The start of the trade war between the United States and China, the world’s largest economic powers, came after US President Donald Trump decided on March 22 to impose customs duties of up to 50 billion US dollars on Chinese goods.
Following that decision, Trump signed a memorandum under Section 301 of the US Trade Act of 1974, in which the US Trade Representative demanded the application of those tariffs to impose tariffs in response to unfair trade practices by EU and China for years as Trump has described.
By April 2, a statement from the Chinese Ministry of Commerce announced the imposition of customs duties on 128 US products, of which a number of US products and commodities (including automobiles, planes, steel, soybeans, pork, and fruits) topped the list. The US Trade Representative took the decision to publish a list of more than 1,300 Chinese import products and imposed on them customs duties.
Just days before the final decision was made by both sides, Trump issued tough and clear threats to confront the European Union over what he called as a “totally unfair” trade policy toward the US. The European Commission responded to Trump’s remarks with Margaritis Schinas, spokesman for the European Commission, stressing that the EU is ready to react strongly and appropriately to the impact on its exports at a press conference in Brussels.
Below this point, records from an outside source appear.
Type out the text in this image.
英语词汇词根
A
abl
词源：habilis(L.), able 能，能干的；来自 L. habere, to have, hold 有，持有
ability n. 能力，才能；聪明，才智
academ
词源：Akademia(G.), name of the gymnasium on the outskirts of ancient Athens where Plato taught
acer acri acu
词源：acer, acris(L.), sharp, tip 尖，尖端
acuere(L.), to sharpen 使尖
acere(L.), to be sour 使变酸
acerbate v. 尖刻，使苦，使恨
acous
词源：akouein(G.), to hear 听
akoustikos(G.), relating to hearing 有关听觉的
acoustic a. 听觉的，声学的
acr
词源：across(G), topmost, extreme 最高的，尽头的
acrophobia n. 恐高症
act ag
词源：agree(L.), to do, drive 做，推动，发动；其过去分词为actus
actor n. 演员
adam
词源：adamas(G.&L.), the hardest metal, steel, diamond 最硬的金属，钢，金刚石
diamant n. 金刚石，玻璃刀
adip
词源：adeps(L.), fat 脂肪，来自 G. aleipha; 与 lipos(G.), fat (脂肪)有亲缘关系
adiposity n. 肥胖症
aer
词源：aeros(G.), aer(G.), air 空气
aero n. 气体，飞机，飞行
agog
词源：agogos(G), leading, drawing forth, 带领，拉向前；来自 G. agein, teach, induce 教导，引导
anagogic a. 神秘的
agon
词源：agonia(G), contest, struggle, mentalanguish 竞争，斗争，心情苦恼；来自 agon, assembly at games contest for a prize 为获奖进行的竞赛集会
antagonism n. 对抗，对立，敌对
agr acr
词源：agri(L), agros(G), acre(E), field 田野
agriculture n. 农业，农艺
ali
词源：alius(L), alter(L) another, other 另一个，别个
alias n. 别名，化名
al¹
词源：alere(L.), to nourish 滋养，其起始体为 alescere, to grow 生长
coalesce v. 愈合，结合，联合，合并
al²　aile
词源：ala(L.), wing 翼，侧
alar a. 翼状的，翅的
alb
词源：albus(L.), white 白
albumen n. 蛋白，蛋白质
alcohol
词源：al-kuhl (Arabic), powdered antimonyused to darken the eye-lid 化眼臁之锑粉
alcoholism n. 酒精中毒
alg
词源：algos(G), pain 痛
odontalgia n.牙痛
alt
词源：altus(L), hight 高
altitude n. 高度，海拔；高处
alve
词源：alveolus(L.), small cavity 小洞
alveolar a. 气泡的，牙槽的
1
Shinas commented that the EU is committed to the multilateral economic system that has existed since the end of World War II and is supported by the World Trade Organization adding that trade should be a “win-win” and while trade must be open and fair, it must be based on the rules.
Trump: EU treats the US very “unfairly”
For his part, Trump, in a television interview on the ITV British channel commented on the unfair deal by the European Union towards his country noting that he has a great ability to take action highlighting the difficulty the United States faces in distributing its products in the European Union, with Brussels exporting its products without tax or reduced fees to Washington. In the same context, the US administration imposed in January last year protection fees on solar panels and washing machines imported from China.
For his part, Trump said in a tweet that he would impose taxes on imported European cars if the EU countries decided to raise tariffs against US companies and added that Europeans make it impossible to sell American cars in their markets while their cars enter the US market without customs duties which he considers to be unfair noting that this must be corrected, pointing out that the US has an annual trade deficit of 800 billion blaming the previous administrations of Bush and Obama.
At the end of May 2018, Trump made clear in his statements about the administration’s intention to impose additional duties on US imports of steel and aluminum materials from EU countries up to 25% of the total value of purchases in response to the fees imposed by the European Union on US companies. Australia, Argentina and Brazil which initially received a temporary waiver, agreed to set limits on the amount of minerals that could be exported to the US in exchange for permanent exemption from US tariffs.
At the beginning of July 2018, EU Trade Commissioner Cecilia Malmström expressed her concern about the imposition of countermeasures between the US and China after a new tariff went into effect and warned of the consequences of these decisions taken by both sides noting that the disturbing developments with regard to the escalation of tariffs between the United States and China could have a devastating effect on the global economy.
EU: We have a whole arsenal at our disposal
Pierre Moscovici, European Commissioner for Economic and Financial Affairs, Taxation and Customs, also spoke on a strong tone noting that once Trump implemented these measures, the European Union has a full arsenal at its disposal to respond to such measures which include the imposition of European fees on US exports of oranges and tobacco. He added that Congress must understand that this will be a loss for everyone as the EU is the largest trading partner of the US by a very large difference in value and has the second largest trade surplus with the US after China.
For its part, the European Commission, which is in charge of trade policies, describe what could happen to the US economy if Trump carried out his threat.
In July 2018, while in talks with European Commission President Jean-Claude Juncker, Trump received a number of concessions from Brussels where the latter agreed to consider the issue of increasing the export of liquefied natural gas from the United States, reduce industrial tariffs and harmonize standards for the use of health products as well as increase the imports of soybeans.
The trade dispute between the US and Europe, as a result of the Trump’s brutal policies, has negatively impacted the economic growth rate in the European Union which led the bloc to search for trade and investment channels with other regions of the world after a year of negotiations aimed at reviewing the North American Free Trade Agreement (NAFTA) and has raised tensions between the member countries of the agreement recently. It was agreed that 75% of the components must be manufactured in the US, Mexico or Canada in order to qualify for the exemptions. Mexico is the third largest trading partner of the US after Canada and China with $531 billion in operations.
What is a trade war?
The trade war refers to the tendency of two or more countries to issue declarations and decisions to impose tariffs or establish trade barriers on each other to stop the commercial exports of the competing country and impose tariffs on many of its products exported to the other country. This is what happened between the US and China, two the world’s largest economies.
It is worth mentioning that the war between these two countries will negatively affect the European Union countries as well especially after the strict decisions taken by US President Trump against the European Union recently on the imposition of customs duties on goods coming from Europe have an adverse effect on the European economy and threatens to tip the global economy into recession.